This I believe

Professor James Ceaser of the University of Virginia is one of the most trenchant of the folks who teach in university political science departments. In tomorrow’s Washington Post Book World, Professor Ceaser has a great review of a new history of the Republican Party by Lewis Gould, Grand Old Party: A History of the Republicans. Professor Ceaser clearly likes the book, although he necessarily discounts the book’s shaky version of recent history to render his judgment. The review is “Right turns.”

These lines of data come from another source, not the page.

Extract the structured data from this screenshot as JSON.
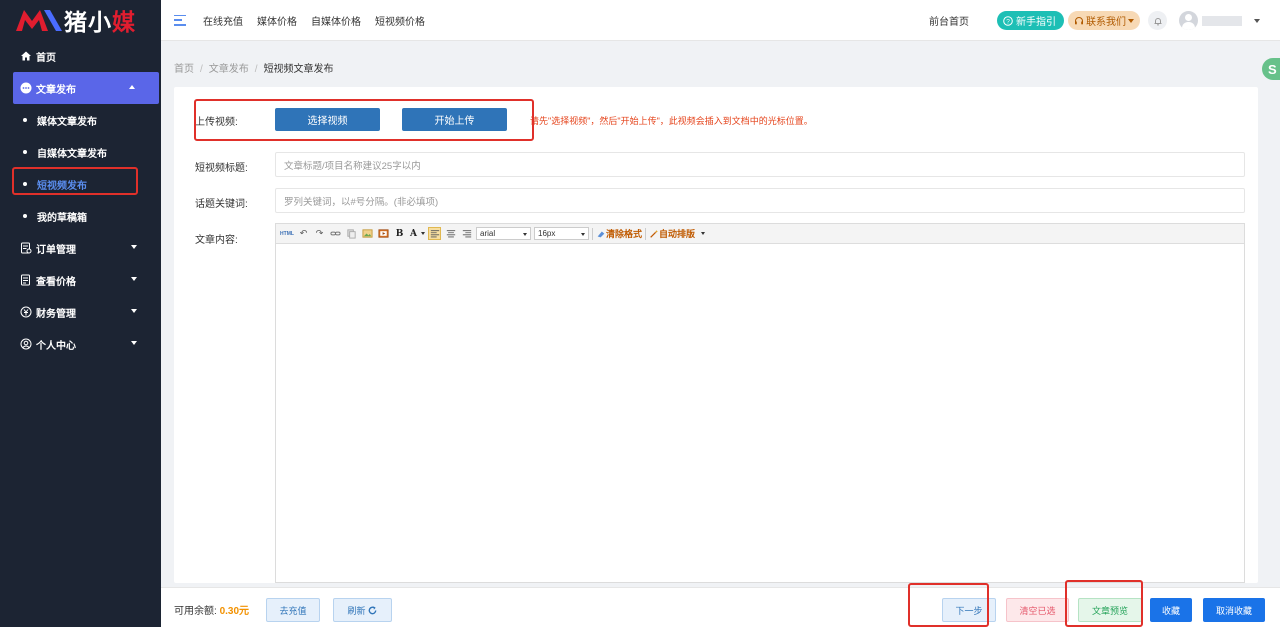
{
  "brand": {
    "name_part1": "猪",
    "name_part2": "小",
    "name_part3": "媒"
  },
  "sidebar": {
    "home": "首页",
    "article_publish": "文章发布",
    "sub_items": [
      "媒体文章发布",
      "自媒体文章发布",
      "短视频发布",
      "我的草稿箱"
    ],
    "orders": "订单管理",
    "prices": "查看价格",
    "finance": "财务管理",
    "personal": "个人中心"
  },
  "header": {
    "links": [
      "在线充值",
      "媒体价格",
      "自媒体价格",
      "短视频价格"
    ],
    "front_home": "前台首页",
    "guide": "新手指引",
    "contact": "联系我们"
  },
  "breadcrumb": {
    "home": "首页",
    "section": "文章发布",
    "current": "短视频文章发布"
  },
  "float_badge": "S",
  "form": {
    "upload_label": "上传视频:",
    "select_video": "选择视频",
    "start_upload": "开始上传",
    "hint": "请先\"选择视频\"，然后\"开始上传\"，此视频会插入到文档中的光标位置。",
    "title_label": "短视频标题:",
    "title_placeholder": "文章标题/项目名称建议25字以内",
    "keywords_label": "话题关键词:",
    "keywords_placeholder": "罗列关键词，以#号分隔。(非必填项)",
    "content_label": "文章内容:"
  },
  "editor": {
    "html_btn": "HTML",
    "bold": "B",
    "font_color": "A",
    "font_family": "arial",
    "font_size": "16px",
    "clear_format": "清除格式",
    "auto_layout": "自动排版"
  },
  "footer": {
    "balance_label": "可用余额:",
    "balance_value": "0.30元",
    "recharge": "去充值",
    "refresh": "刷新",
    "next": "下一步",
    "clear_selected": "清空已选",
    "preview": "文章预览",
    "favorite": "收藏",
    "unfavorite": "取消收藏"
  },
  "colors": {
    "sidebar_bg": "#1c2433",
    "active": "#5a66e8",
    "primary": "#2f74b8",
    "highlight_box": "#e0302a"
  }
}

Professor Ceaser explores the question of whether there is any ideological continuity in the history of the party. Here’s the answer: “Despite all their shifts, Republicans have shown an abiding commitment to four principles. First, the GOP has been the party of the idea of the nation, stressing this theme at its origins even when half the country denied it. Republicans have retained this pride in the nation, and it has always marked their brand of internationalism, so clearly on display today. Second, Republicans have placed great reliance on the ‘rising’ individual and the self-made man. The horror of Republicans is for the wealth and property of society to be thought of as being owned collectively, to be distributed on the basis of ‘social justice.’ Third, the party has always been concerned with maintaining traditional standards of morality. From its early opposition to polygamy (coupled with slavery in the 1856 platform as one of ‘the twin relics of barbarism’), to the ‘just say “no” to drugs’ campaign, the party has stressed the connection between moral restraints and ordered liberty. Finally, the Republican Party has adhered to ‘Nature and Nature’s God’ as the transcendent source of truth. It has asserted this position in opposition to those who claim that standards derive only from evolving conceptions of morality, or from the social construction of values, or from humanitarian norms temporarily affirmed by bodies of international lawyers. A recourse to natural right was the first principle of Abraham Lincoln, just as it is the first principle of George W. Bush.”